Perhaps no other novel in this century has had a greater impact upon the way we think and talk about our world than George Orwell's classic, 1984. "Big Brother," "doublespeak," and "the thought police" have become part of our everyday lexicon, and the term "Orwellian" has become a familiar adjective for any situation-real or imagined-where conformity is compulsory and where someone always seems to be watching.
Orwell's novel also has the distinction of being, along with Aldous Huxley's Brave New World, Yevgeny Zamyatin's We, Anthony Burgess's A Clockwork Orange and his own Animal Farm, one of the most important works of anti-utopic fiction produced in this century. These novels, which began to flourish after World War I, imagine a nightmarish society where all that is ugly and perverse about human nature has prevailed, and people are powerless to resist an insidious, coercive order.
In 1984, the insidious order is known as "Big Brother," a personification of the regime that both demands and ensures absolute loyalty and obedience from all of its citizens. One of these citizens is a man named Winston Smith, the protagonist of the novel and a worker in the state's Ministry of Truth. Through following Winston, we see the myriad methods Big Brother employs to keep the populace servile and under its heavy thumb. Winston's work at the Ministry is to help rewrite history so that Big Brother's pronouncements, in retrospect, always appear to be infallible. Just as sinister is the propagation of "Newspeak," an abridged version of English whose eventual adoption, the party members hope, will limit anyone's ability to think or talk in a way that opposes Big Brother. Perhaps the most often-discussed component to Big Brother's control is the use of the telescreens, television-like gadgets installed in every home that act as surveillance devices and keep track of who is obeying and who is not. Winston, skeptical of Big Brother, but unsure of who or what to trust, tries to find ways of resisting the state's coercive power, and asserting his individuality. But Big Brother is watching.

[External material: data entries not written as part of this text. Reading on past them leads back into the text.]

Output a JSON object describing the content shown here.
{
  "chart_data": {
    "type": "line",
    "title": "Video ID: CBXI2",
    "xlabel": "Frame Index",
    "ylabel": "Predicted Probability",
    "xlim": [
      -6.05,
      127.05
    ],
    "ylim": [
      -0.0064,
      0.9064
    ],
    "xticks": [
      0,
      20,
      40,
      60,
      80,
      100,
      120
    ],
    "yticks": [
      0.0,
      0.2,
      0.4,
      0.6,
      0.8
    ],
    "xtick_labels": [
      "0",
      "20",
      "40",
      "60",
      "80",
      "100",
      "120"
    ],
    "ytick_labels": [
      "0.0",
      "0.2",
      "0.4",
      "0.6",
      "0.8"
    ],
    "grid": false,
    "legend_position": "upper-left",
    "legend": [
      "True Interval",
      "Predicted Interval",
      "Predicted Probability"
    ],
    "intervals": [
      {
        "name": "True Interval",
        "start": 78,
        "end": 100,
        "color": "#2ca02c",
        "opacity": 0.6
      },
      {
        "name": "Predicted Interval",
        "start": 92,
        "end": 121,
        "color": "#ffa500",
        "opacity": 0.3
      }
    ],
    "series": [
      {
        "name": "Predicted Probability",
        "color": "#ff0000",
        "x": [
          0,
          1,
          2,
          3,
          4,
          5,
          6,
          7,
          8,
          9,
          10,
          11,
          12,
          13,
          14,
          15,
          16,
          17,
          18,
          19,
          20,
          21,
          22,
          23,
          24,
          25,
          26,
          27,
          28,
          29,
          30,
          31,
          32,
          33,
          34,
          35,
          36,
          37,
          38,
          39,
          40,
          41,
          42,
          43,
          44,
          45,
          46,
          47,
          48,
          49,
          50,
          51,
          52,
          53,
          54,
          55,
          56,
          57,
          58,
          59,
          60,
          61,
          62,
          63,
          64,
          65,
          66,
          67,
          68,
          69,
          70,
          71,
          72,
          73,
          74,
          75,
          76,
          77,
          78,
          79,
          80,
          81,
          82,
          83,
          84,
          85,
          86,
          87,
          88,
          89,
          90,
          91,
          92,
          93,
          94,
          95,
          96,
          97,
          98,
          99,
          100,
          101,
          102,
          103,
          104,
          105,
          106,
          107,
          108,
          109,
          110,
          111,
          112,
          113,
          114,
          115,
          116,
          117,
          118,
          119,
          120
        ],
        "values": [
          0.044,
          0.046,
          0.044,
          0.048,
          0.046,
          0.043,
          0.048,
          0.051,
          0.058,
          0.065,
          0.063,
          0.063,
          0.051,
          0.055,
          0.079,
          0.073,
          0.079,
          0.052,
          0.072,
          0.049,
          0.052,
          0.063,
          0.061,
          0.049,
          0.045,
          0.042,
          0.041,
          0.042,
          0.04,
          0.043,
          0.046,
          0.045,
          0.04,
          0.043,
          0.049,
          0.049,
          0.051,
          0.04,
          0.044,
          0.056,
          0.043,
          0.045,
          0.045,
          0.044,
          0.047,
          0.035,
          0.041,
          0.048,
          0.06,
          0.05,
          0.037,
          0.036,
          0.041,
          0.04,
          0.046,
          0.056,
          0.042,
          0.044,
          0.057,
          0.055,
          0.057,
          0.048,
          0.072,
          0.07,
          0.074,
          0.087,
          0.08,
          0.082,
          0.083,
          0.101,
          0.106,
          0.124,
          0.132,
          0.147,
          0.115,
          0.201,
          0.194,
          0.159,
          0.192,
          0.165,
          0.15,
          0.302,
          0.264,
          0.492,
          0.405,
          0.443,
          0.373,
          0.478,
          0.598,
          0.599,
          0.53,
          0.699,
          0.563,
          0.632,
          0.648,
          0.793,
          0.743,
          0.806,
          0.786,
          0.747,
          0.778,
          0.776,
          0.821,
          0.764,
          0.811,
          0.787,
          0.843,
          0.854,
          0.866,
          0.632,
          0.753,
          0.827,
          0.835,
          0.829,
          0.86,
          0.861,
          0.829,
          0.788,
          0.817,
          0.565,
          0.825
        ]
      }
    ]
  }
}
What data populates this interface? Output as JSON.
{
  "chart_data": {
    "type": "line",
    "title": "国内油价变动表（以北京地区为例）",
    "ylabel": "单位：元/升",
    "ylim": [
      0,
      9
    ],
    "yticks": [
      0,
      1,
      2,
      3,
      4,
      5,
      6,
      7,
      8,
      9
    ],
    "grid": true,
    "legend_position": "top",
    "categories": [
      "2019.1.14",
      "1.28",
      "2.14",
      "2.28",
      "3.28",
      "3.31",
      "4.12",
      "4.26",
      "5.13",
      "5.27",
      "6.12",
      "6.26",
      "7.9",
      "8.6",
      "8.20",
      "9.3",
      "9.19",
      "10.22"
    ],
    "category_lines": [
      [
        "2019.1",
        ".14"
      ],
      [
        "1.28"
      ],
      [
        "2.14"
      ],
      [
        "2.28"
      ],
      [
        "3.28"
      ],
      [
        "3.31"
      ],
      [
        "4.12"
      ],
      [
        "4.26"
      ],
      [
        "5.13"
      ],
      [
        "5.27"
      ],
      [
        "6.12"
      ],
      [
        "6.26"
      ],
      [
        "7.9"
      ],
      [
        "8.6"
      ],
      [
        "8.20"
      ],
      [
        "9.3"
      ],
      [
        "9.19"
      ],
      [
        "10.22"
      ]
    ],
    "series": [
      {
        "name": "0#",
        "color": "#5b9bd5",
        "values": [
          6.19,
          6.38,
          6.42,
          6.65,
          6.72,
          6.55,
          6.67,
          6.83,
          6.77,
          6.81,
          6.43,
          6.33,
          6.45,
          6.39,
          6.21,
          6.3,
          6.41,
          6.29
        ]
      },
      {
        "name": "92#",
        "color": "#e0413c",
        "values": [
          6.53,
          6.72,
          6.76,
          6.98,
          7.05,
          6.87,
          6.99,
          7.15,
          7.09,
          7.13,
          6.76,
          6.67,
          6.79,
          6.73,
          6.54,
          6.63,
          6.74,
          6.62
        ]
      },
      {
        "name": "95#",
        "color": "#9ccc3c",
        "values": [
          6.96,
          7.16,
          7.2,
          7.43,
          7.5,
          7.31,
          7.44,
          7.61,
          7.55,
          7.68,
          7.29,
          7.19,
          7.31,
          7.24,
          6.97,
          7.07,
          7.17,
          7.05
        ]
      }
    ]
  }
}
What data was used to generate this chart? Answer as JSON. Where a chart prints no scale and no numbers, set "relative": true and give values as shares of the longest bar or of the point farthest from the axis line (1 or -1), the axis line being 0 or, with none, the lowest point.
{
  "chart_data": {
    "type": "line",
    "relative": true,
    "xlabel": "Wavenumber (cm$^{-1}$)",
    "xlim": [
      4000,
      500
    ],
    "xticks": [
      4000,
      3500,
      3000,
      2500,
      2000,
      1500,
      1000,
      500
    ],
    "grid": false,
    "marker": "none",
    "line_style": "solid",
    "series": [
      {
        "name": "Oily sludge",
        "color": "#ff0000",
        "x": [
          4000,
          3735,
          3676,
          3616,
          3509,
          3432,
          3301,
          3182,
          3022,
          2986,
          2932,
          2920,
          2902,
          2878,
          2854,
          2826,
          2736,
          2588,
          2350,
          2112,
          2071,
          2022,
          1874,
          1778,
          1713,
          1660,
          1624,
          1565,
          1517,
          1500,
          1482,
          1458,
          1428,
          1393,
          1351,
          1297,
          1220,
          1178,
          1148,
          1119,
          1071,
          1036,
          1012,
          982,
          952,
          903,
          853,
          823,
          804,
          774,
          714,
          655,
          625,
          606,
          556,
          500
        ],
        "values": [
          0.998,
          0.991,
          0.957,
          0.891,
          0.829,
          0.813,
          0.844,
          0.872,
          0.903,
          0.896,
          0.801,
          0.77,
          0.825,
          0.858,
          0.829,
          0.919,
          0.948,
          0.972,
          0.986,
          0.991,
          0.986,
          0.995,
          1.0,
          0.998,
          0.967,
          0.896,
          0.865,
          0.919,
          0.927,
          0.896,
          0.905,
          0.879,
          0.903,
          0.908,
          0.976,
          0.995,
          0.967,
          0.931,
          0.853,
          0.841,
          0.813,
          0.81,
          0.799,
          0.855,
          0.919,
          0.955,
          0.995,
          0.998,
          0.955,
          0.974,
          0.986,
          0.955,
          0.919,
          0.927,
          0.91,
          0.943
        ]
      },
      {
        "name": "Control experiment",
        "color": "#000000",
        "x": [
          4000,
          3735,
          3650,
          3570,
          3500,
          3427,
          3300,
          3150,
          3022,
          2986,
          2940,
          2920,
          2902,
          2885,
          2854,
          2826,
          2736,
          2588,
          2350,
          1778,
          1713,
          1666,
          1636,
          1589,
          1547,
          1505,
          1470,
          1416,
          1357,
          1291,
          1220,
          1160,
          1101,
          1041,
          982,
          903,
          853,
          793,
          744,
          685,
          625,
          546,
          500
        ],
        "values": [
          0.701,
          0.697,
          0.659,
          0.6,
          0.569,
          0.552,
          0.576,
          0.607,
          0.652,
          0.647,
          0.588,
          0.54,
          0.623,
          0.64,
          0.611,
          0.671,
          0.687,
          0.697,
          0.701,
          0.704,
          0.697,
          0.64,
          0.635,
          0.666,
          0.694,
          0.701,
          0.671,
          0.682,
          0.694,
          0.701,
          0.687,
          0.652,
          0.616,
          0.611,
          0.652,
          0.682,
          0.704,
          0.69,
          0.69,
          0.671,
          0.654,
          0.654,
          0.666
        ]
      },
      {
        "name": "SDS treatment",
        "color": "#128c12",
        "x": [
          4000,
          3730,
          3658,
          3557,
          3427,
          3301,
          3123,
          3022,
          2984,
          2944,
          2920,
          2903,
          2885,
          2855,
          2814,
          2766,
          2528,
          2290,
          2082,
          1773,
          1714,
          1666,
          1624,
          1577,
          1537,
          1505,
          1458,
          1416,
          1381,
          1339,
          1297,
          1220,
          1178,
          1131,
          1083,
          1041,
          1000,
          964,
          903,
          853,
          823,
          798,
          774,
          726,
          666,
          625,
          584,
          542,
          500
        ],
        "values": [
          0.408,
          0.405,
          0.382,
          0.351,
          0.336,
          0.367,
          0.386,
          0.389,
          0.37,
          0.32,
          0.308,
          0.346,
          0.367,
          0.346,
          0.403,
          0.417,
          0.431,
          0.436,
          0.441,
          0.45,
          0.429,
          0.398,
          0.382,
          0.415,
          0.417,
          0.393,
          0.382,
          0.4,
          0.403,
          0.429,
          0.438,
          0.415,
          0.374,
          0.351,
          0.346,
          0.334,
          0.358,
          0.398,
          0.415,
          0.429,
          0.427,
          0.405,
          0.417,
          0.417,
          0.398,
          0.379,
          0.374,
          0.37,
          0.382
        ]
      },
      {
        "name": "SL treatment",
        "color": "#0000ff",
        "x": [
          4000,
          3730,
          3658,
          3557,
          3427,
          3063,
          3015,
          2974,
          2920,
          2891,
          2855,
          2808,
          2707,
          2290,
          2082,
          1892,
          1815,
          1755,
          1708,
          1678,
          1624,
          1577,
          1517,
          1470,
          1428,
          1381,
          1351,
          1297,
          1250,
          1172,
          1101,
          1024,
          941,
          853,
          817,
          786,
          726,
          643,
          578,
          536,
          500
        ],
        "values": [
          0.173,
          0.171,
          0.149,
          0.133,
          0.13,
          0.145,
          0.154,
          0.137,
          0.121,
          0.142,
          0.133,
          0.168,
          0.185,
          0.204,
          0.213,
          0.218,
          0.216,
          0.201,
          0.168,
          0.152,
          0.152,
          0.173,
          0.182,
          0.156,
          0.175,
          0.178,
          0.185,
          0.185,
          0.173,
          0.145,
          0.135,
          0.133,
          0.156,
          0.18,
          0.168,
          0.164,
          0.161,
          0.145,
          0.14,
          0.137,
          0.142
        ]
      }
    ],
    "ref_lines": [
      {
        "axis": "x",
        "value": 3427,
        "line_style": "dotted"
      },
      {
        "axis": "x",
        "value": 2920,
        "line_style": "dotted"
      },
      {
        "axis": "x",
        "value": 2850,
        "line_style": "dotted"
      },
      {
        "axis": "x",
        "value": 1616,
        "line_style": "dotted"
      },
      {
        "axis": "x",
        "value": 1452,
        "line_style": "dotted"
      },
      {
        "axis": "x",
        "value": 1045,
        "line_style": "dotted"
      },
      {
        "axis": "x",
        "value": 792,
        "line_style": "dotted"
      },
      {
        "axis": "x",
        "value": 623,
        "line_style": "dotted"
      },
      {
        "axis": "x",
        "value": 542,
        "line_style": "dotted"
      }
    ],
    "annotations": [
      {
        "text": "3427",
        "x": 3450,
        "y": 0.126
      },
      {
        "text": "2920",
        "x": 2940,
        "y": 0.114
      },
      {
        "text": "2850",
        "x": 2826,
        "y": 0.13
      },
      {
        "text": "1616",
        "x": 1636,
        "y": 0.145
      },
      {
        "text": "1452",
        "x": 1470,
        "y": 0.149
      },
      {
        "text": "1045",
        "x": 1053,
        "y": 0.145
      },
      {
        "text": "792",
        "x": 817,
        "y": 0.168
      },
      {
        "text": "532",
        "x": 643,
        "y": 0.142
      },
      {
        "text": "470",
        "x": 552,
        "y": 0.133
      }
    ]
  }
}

Although 1984 is almost universally hailed as a landmark in twentieth century fiction, critics have been divided as to how we are to read it. Some see it, as Orwell himself described it, as a dire warning about the future. Others view it as a polemic criticizing Stalin's regime, the government that Big Brother most resembles and that Orwell saw as a monstrous perversion of Marxist ideals. Still others consider it a satire of contemporary England, a deliberately exaggerated version of the propaganda, conformity and denial of history that can exist even in a liberal, democratic state. These interpretations are by no means mutually exclusive, of course, and it is a testament to Orwell's genius that his work continues to speak in different ways to students of history, politics, philosophy, and literature alike.